Corpora: Re: Unsupervised learning

Andrew McCallum (mccallum@sandbox.jprc.com)
Wed, 10 Mar 1999 12:15:17 -0500

From: Jose Maria Gomez Hidalgo <jmgomez@dinar.esi.uem.es>
Date: Wed, 10 Mar 1999 18:01:48 +0100

I would like to know about attempts to build classifiers through
unsupervised learning, or to integrate other information sources in
a supervised learning-based classifier. The only one I am aware of
is the one by Yang and Chute [1].

Integrating supervised and unsupervised learning has been a focus of
mine and several others at CMU and elsewhere. There was a NIPS
workshop on the subject ("Integrating Supervised and Unsupervised
Learning" http://www.cs.cmu.edu/~mccallum/supunsup).

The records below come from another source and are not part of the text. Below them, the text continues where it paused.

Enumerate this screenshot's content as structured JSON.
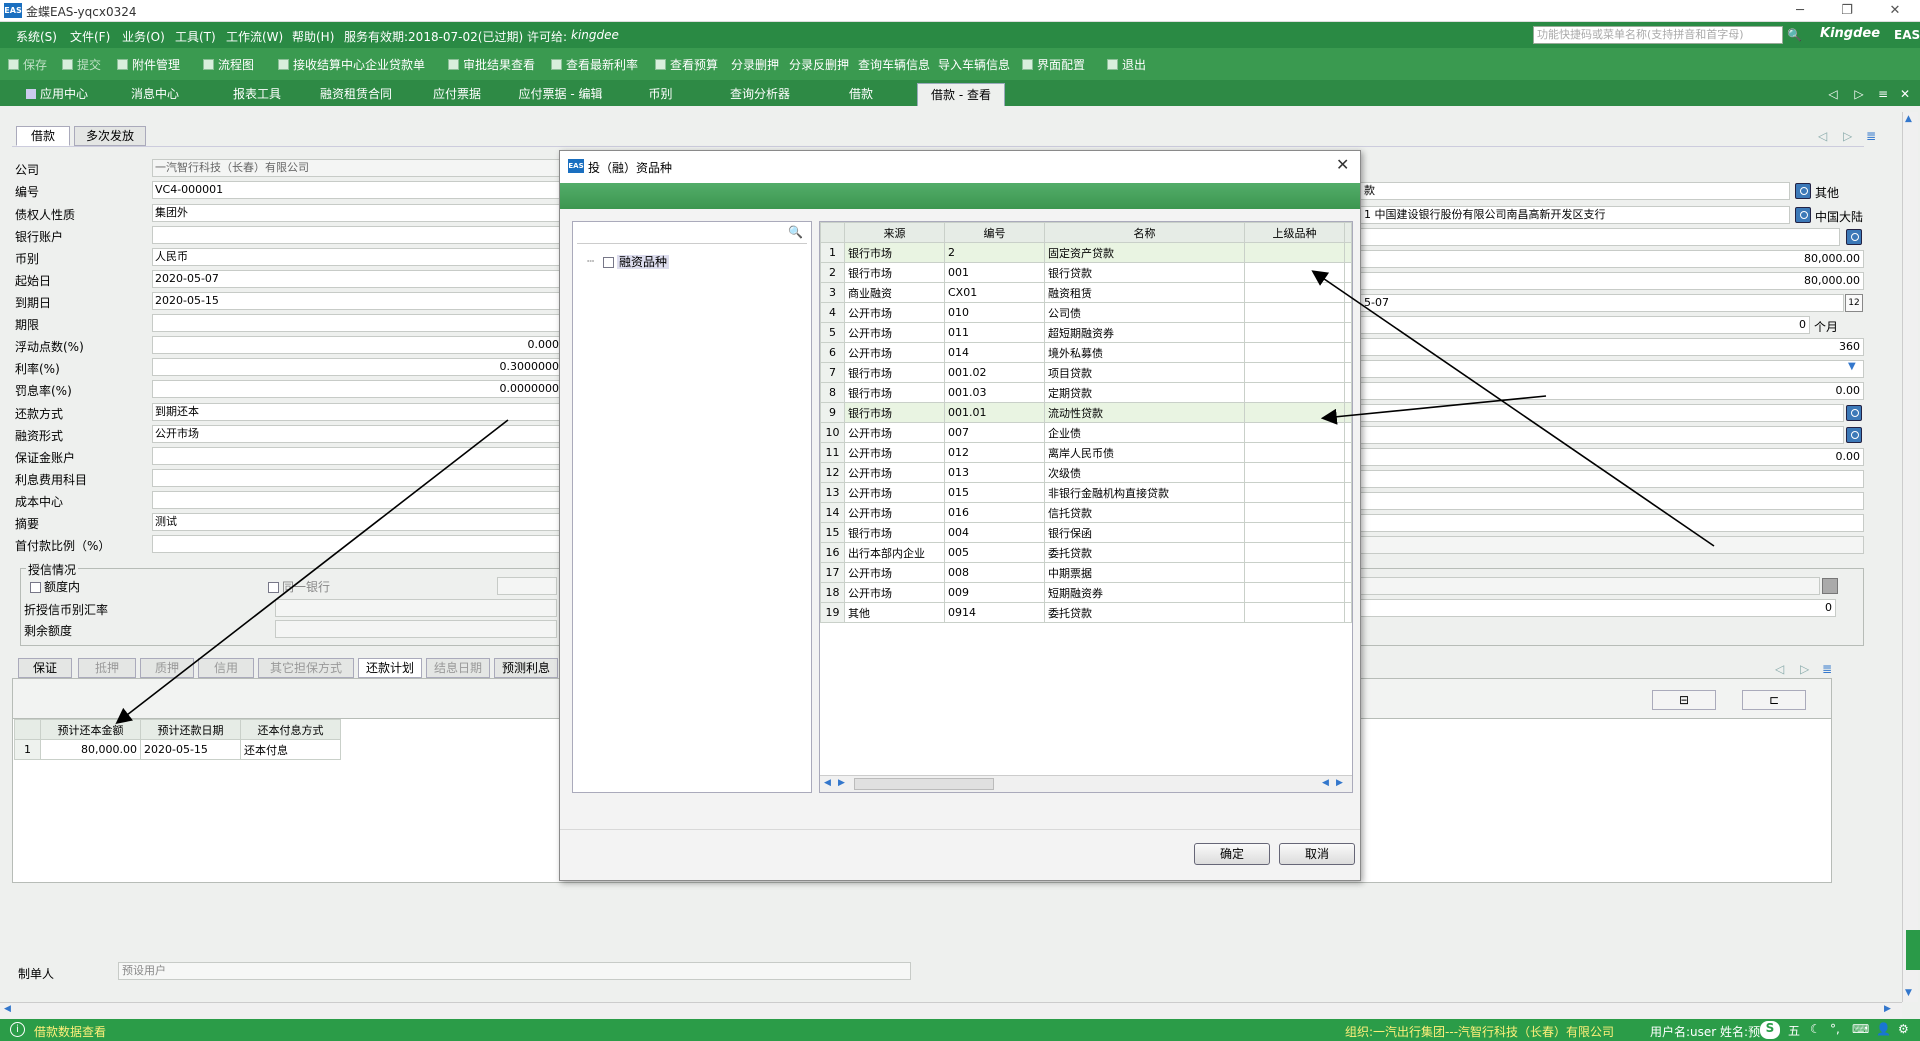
{
  "window": {
    "title": "金蝶EAS-yqcx0324"
  },
  "menu": {
    "items": [
      "系统(S)",
      "文件(F)",
      "业务(O)",
      "工具(T)",
      "工作流(W)",
      "帮助(H)"
    ],
    "service": "服务有效期:2018-07-02(已过期) 许可给:",
    "licensee": "kingdee",
    "search_placeholder": "功能快捷码或菜单名称(支持拼音和首字母)",
    "brand": "Kingdee",
    "brand_suffix": "EAS"
  },
  "toolbar": {
    "items": [
      {
        "label": "保存",
        "enabled": false
      },
      {
        "label": "提交",
        "enabled": false
      },
      {
        "label": "附件管理",
        "enabled": true
      },
      {
        "label": "流程图",
        "enabled": true
      },
      {
        "label": "接收结算中心企业贷款单",
        "enabled": true
      },
      {
        "label": "审批结果查看",
        "enabled": true
      },
      {
        "label": "查看最新利率",
        "enabled": true
      },
      {
        "label": "查看预算",
        "enabled": true
      },
      {
        "label": "分录删押",
        "enabled": true
      },
      {
        "label": "分录反删押",
        "enabled": true
      },
      {
        "label": "查询车辆信息",
        "enabled": true
      },
      {
        "label": "导入车辆信息",
        "enabled": true
      },
      {
        "label": "界面配置",
        "enabled": true
      },
      {
        "label": "退出",
        "enabled": true
      }
    ]
  },
  "tabs": [
    "应用中心",
    "消息中心",
    "报表工具",
    "融资租赁合同",
    "应付票据",
    "应付票据 - 编辑",
    "币别",
    "查询分析器",
    "借款",
    "借款 - 查看"
  ],
  "active_tab": "借款 - 查看",
  "subtabs": [
    "借款",
    "多次发放"
  ],
  "form": {
    "fields": [
      {
        "label": "公司",
        "value": "一汽智行科技（长春）有限公司"
      },
      {
        "label": "编号",
        "value": "VC4-000001"
      },
      {
        "label": "债权人性质",
        "value": "集团外"
      },
      {
        "label": "银行账户",
        "value": ""
      },
      {
        "label": "币别",
        "value": "人民币"
      },
      {
        "label": "起始日",
        "value": "2020-05-07"
      },
      {
        "label": "到期日",
        "value": "2020-05-15"
      },
      {
        "label": "期限",
        "value": ""
      },
      {
        "label": "浮动点数(%)",
        "value": "0.000"
      },
      {
        "label": "利率(%)",
        "value": "0.3000000"
      },
      {
        "label": "罚息率(%)",
        "value": "0.0000000"
      },
      {
        "label": "还款方式",
        "value": "到期还本"
      },
      {
        "label": "融资形式",
        "value": "公开市场"
      },
      {
        "label": "保证金账户",
        "value": ""
      },
      {
        "label": "利息费用科目",
        "value": ""
      },
      {
        "label": "成本中心",
        "value": ""
      },
      {
        "label": "摘要",
        "value": "测试"
      },
      {
        "label": "首付款比例（%）",
        "value": ""
      }
    ],
    "right": {
      "row1": "款",
      "row1_tag": "其他",
      "row2": "1 中国建设银行股份有限公司南昌高新开发区支行",
      "row2_tag": "中国大陆",
      "amount1": "80,000.00",
      "amount2": "80,000.00",
      "date": "5-07",
      "months": "0",
      "months_unit": "个月",
      "days": "360",
      "rate": "0.00",
      "amount3": "0.00",
      "credit_count": "0"
    },
    "credit": {
      "title": "授信情况",
      "in_limit": "额度内",
      "same_bank": "同一银行",
      "rate_label": "折授信币别汇率",
      "remain_label": "剩余额度"
    },
    "bottom_tabs": [
      "保证",
      "抵押",
      "质押",
      "信用",
      "其它担保方式",
      "还款计划",
      "结息日期",
      "预测利息"
    ],
    "plan": {
      "headers": [
        "预计还本金额",
        "预计还款日期",
        "还本付息方式"
      ],
      "rows": [
        [
          "1",
          "80,000.00",
          "2020-05-15",
          "还本付息"
        ]
      ]
    },
    "creator_label": "制单人",
    "creator_value": "预设用户"
  },
  "dialog": {
    "title": "投（融）资品种",
    "tree_root": "融资品种",
    "columns": [
      "来源",
      "编号",
      "名称",
      "上级品种"
    ],
    "rows": [
      [
        "1",
        "银行市场",
        "2",
        "固定资产贷款",
        ""
      ],
      [
        "2",
        "银行市场",
        "001",
        "银行贷款",
        ""
      ],
      [
        "3",
        "商业融资",
        "CX01",
        "融资租赁",
        ""
      ],
      [
        "4",
        "公开市场",
        "010",
        "公司债",
        ""
      ],
      [
        "5",
        "公开市场",
        "011",
        "超短期融资券",
        ""
      ],
      [
        "6",
        "公开市场",
        "014",
        "境外私募债",
        ""
      ],
      [
        "7",
        "银行市场",
        "001.02",
        "项目贷款",
        ""
      ],
      [
        "8",
        "银行市场",
        "001.03",
        "定期贷款",
        ""
      ],
      [
        "9",
        "银行市场",
        "001.01",
        "流动性贷款",
        ""
      ],
      [
        "10",
        "公开市场",
        "007",
        "企业债",
        ""
      ],
      [
        "11",
        "公开市场",
        "012",
        "离岸人民币债",
        ""
      ],
      [
        "12",
        "公开市场",
        "013",
        "次级债",
        ""
      ],
      [
        "13",
        "公开市场",
        "015",
        "非银行金融机构直接贷款",
        ""
      ],
      [
        "14",
        "公开市场",
        "016",
        "信托贷款",
        ""
      ],
      [
        "15",
        "银行市场",
        "004",
        "银行保函",
        ""
      ],
      [
        "16",
        "出行本部内企业",
        "005",
        "委托贷款",
        ""
      ],
      [
        "17",
        "公开市场",
        "008",
        "中期票据",
        ""
      ],
      [
        "18",
        "公开市场",
        "009",
        "短期融资券",
        ""
      ],
      [
        "19",
        "其他",
        "0914",
        "委托贷款",
        ""
      ]
    ],
    "ok": "确定",
    "cancel": "取消"
  },
  "status": {
    "left": "借款数据查看",
    "org": "组织:一汽出行集团---汽智行科技（长春）有限公司",
    "user": "用户名:user 姓名:预",
    "ime": "五"
  },
  "colors": {
    "menu_green": "#2a8a44",
    "toolbar_green": "#3a9a50",
    "status_yellow": "#ffef7a"
  }
}
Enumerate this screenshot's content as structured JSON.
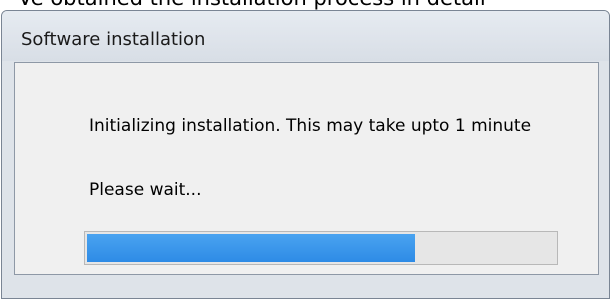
{
  "background_text": "Ve obtained the installation process in detail",
  "window": {
    "title": "Software installation"
  },
  "dialog": {
    "message": "Initializing installation. This may take upto 1 minute",
    "wait_text": "Please wait...",
    "progress_fraction": 0.7,
    "progress_color": "#3292ea"
  }
}
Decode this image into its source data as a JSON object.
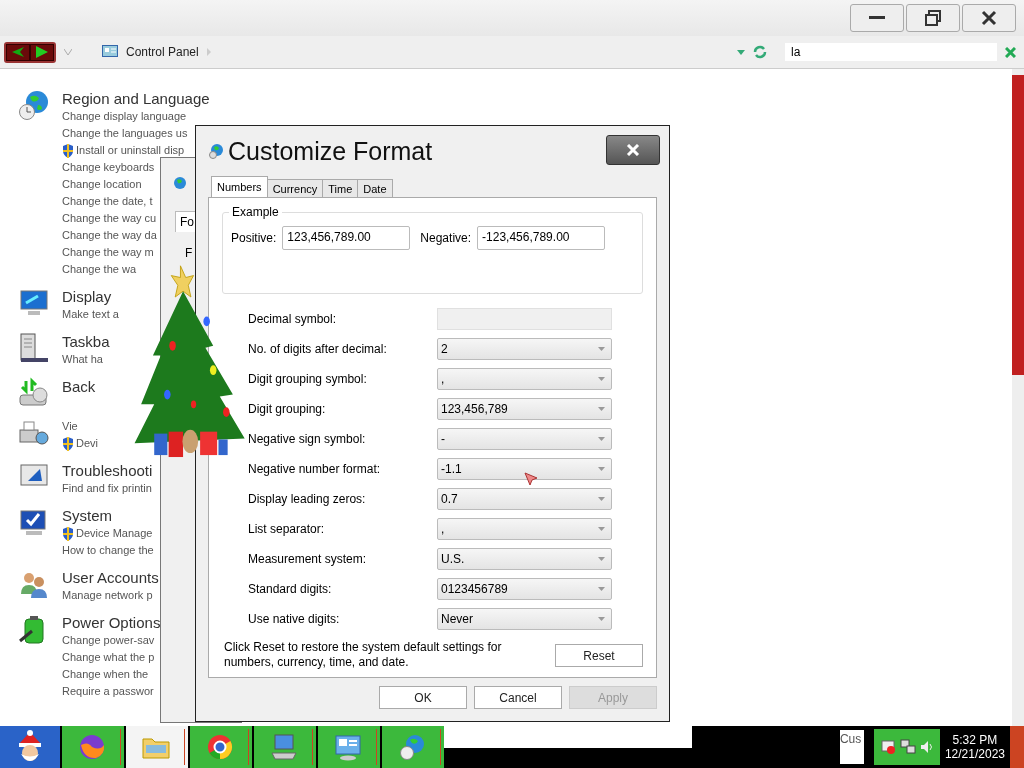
{
  "explorer": {
    "breadcrumb": "Control Panel",
    "search": {
      "value": "la"
    },
    "categories": [
      {
        "title": "Region and Language",
        "links": [
          {
            "text": "Change display language",
            "shield": false
          },
          {
            "text": "Change the languages us",
            "shield": false
          },
          {
            "text": "Install or uninstall disp",
            "shield": true
          },
          {
            "text": "Change keyboards",
            "shield": false
          },
          {
            "text": "Change location",
            "shield": false
          },
          {
            "text": "Change the date, t",
            "shield": false
          },
          {
            "text": "Change the way cu",
            "shield": false
          },
          {
            "text": "Change the way da",
            "shield": false
          },
          {
            "text": "Change the way m",
            "shield": false
          },
          {
            "text": "Change the wa",
            "shield": false
          }
        ]
      },
      {
        "title": "Display",
        "links": [
          {
            "text": "Make text a",
            "shield": false
          }
        ]
      },
      {
        "title": "Taskba",
        "links": [
          {
            "text": "What ha",
            "shield": false
          }
        ]
      },
      {
        "title": "Back"
      },
      {
        "links": [
          {
            "text": "Vie",
            "shield": false
          },
          {
            "text": "Devi",
            "shield": true
          }
        ]
      },
      {
        "title": "Troubleshooti",
        "links": [
          {
            "text": "Find and fix printin",
            "shield": false
          }
        ]
      },
      {
        "title": "System",
        "links": [
          {
            "text": "Device Manage",
            "shield": true
          },
          {
            "text": "How to change the",
            "shield": false
          }
        ]
      },
      {
        "title": "User Accounts",
        "links": [
          {
            "text": "Manage network p",
            "shield": false
          }
        ]
      },
      {
        "title": "Power Options",
        "links": [
          {
            "text": "Change power-sav",
            "shield": false
          },
          {
            "text": "Change what the p",
            "shield": false
          },
          {
            "text": "Change when the",
            "shield": false
          },
          {
            "text": "Require a passwor",
            "shield": false
          }
        ]
      }
    ]
  },
  "region_window": {
    "tab": "Fo",
    "label": "F"
  },
  "dialog": {
    "title": "Customize Format",
    "tabs": [
      {
        "label": "Numbers",
        "selected": true
      },
      {
        "label": "Currency",
        "selected": false
      },
      {
        "label": "Time",
        "selected": false
      },
      {
        "label": "Date",
        "selected": false
      }
    ],
    "example": {
      "title": "Example",
      "positive_label": "Positive:",
      "positive": "123,456,789.00",
      "negative_label": "Negative:",
      "negative": "-123,456,789.00"
    },
    "settings": [
      {
        "label": "Decimal symbol:",
        "kind": "blank"
      },
      {
        "label": "No. of digits after decimal:",
        "kind": "dropdown",
        "value": "2"
      },
      {
        "label": "Digit grouping symbol:",
        "kind": "dropdown",
        "value": ","
      },
      {
        "label": "Digit grouping:",
        "kind": "dropdown",
        "value": "123,456,789"
      },
      {
        "label": "Negative sign symbol:",
        "kind": "dropdown",
        "value": "-"
      },
      {
        "label": "Negative number format:",
        "kind": "dropdown",
        "value": "-1.1"
      },
      {
        "label": "Display leading zeros:",
        "kind": "dropdown",
        "value": "0.7"
      },
      {
        "label": "List separator:",
        "kind": "dropdown",
        "value": ","
      },
      {
        "label": "Measurement system:",
        "kind": "dropdown",
        "value": "U.S."
      },
      {
        "label": "Standard digits:",
        "kind": "dropdown",
        "value": "0123456789"
      },
      {
        "label": "Use native digits:",
        "kind": "dropdown",
        "value": "Never"
      }
    ],
    "reset_note": "Click Reset to restore the system default settings for numbers, currency, time, and date.",
    "reset": "Reset",
    "buttons": [
      {
        "label": "OK",
        "disabled": false
      },
      {
        "label": "Cancel",
        "disabled": false
      },
      {
        "label": "Apply",
        "disabled": true
      }
    ]
  },
  "taskbar": {
    "apps": [
      {
        "kind": "firefox",
        "selected": false
      },
      {
        "kind": "folder",
        "selected": true
      },
      {
        "kind": "chrome",
        "selected": false
      },
      {
        "kind": "computer",
        "selected": false
      },
      {
        "kind": "control-panel",
        "selected": false
      },
      {
        "kind": "globe",
        "selected": false
      }
    ],
    "preview": "Cus",
    "time": "5:32 PM",
    "date": "12/21/2023"
  }
}
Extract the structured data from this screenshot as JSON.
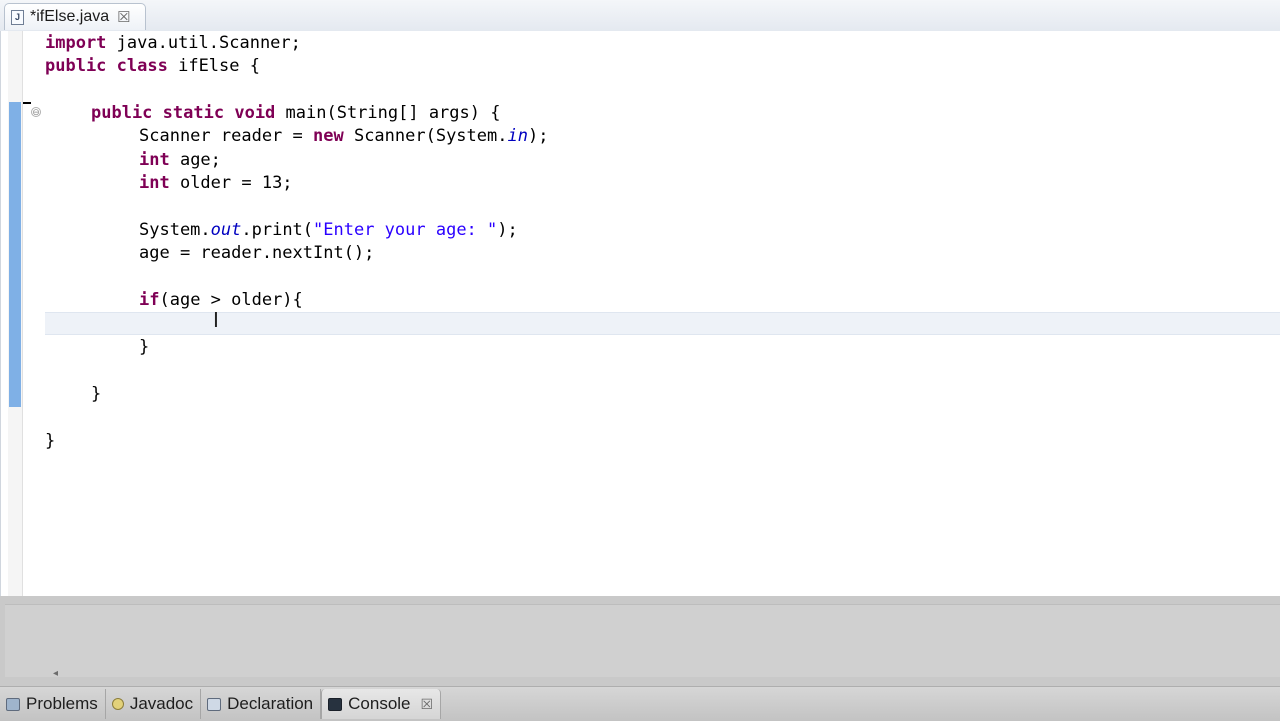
{
  "editor_tab": {
    "icon": "java-file-icon",
    "icon_glyph": "J",
    "title": "*ifElse.java",
    "close_glyph": "☒"
  },
  "code": {
    "l1": [
      "import",
      " java.util.Scanner;"
    ],
    "l2": [
      "public",
      " ",
      "class",
      " ifElse {"
    ],
    "l4": [
      "public",
      " ",
      "static",
      " ",
      "void",
      " main(String[] args) {"
    ],
    "l5": [
      "Scanner reader = ",
      "new",
      " Scanner(System.",
      "in",
      ");"
    ],
    "l6": [
      "int",
      " age;"
    ],
    "l7": [
      "int",
      " older = 13;"
    ],
    "l9": [
      "System.",
      "out",
      ".print(",
      "\"Enter your age: \"",
      ");"
    ],
    "l10": "age = reader.nextInt();",
    "l12": [
      "if",
      "(age > older){"
    ],
    "l14": "}",
    "l16": "}",
    "l18": "}"
  },
  "fold_glyph": "⊖",
  "cursor_glyph": "I",
  "scroll_arrow_glyph": "◂",
  "bottom_tabs": [
    {
      "label": "Problems",
      "icon": "problems-icon"
    },
    {
      "label": "Javadoc",
      "icon": "javadoc-icon"
    },
    {
      "label": "Declaration",
      "icon": "declaration-icon"
    },
    {
      "label": "Console",
      "icon": "console-icon",
      "active": true,
      "close_glyph": "☒"
    }
  ],
  "colors": {
    "keyword": "#7f0055",
    "string": "#2a00ff",
    "static_field": "#0000c0",
    "change_bar": "#7fb0e6"
  }
}
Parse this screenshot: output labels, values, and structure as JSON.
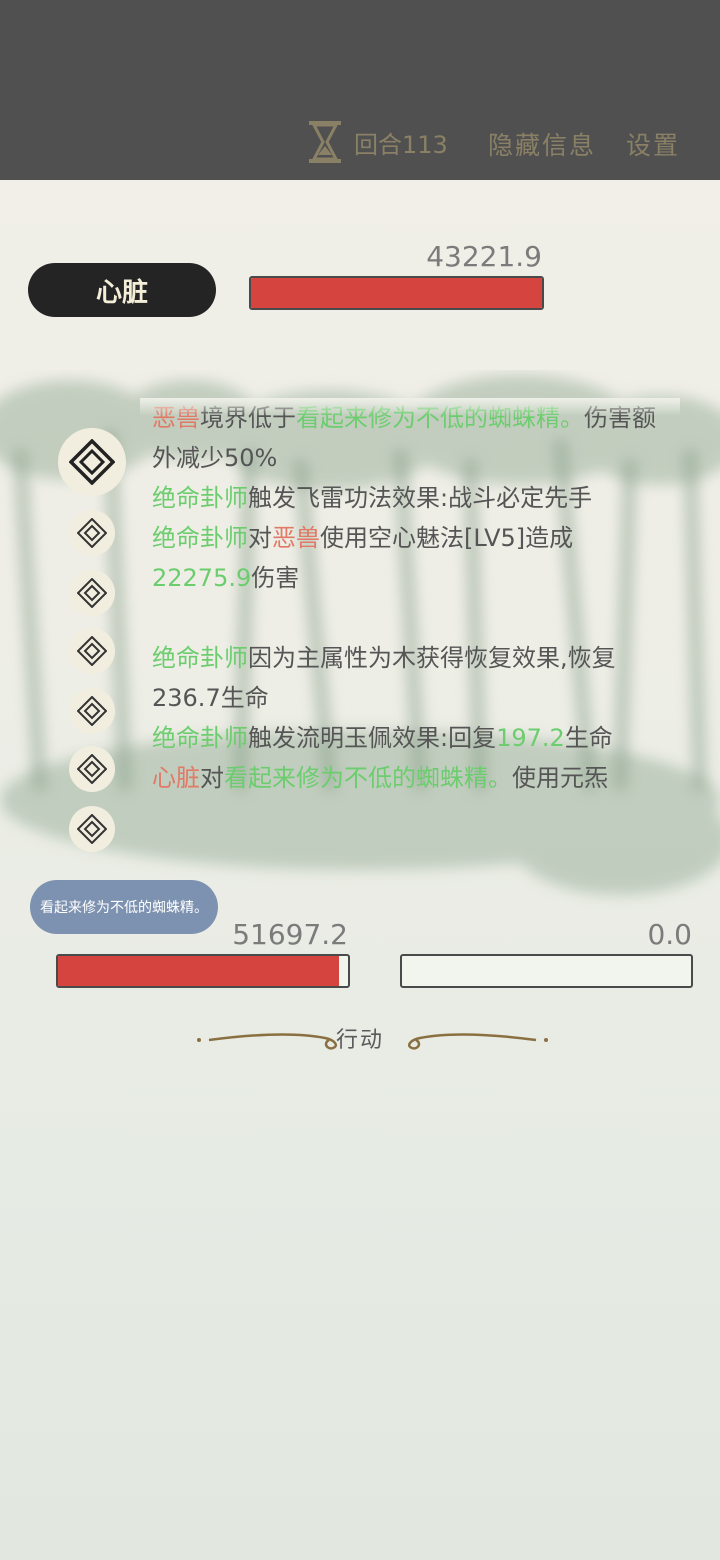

Here are some examples of supervised/unsupervised learning applied to
text classification:

"Learning to Classify Text from Labeled and Unlabeled Documents"
Kamal Nigam, Andrew McCallum, Sebastian Thrun and Tom Mitchell. AAAI-98
http://www.cs.cmu.edu/~mccallum/papers/emcat-aaai98.ps.gz

A longer version of the above, to appear in the Machine Learning Journal:
http://www.cs.cmu.edu/~knigam/papers/emcat-mlj99.ps

"Employing EM in Pool-Based Active Learning for Text Classification"
Andrew McCallum and Kamal Nigam.
Proc. of International Conference on Machine Learning (ICML-98)
http://www.cs.cmu.edu/~mccallum/papers/emactive-icml98.ps.gz

Shrinkage can also be seen as unsupervised learning, in that it uses
EM to "cluster" words into different ancestors in the hierarchy. Here
is a paper on using shrinkage in a hierarchy of classes to improve
document classification:

"Improving Text Classification by Shrinkage in a Hierarchy of Classes"
Andrew McCallum, Ronald Rosenfeld, Tom Mitchell and Andrew
Ng. ICML-98.
http://www.cs.cmu.edu/~mccallum/papers/hier-icml98.ps.gz

We also use unsupervised learning and unlabeled data to classify
research papers into the 70-leaf topic hierarchy in Cora, a search
engine over computer science research papers
(www.cora.justresearch.com). A paper describing Cora is: "Building
Domain-Specific Search Engines with Machine Learning
Techniques". Andrew McCallum, Kamal Nigam, Jason Rennie and Kristie
Seymore. AAAI-99 Spring Symposium.
http://www.cs.cmu.edu/~mccallum/papers/cora-aaaiss99.ps.gz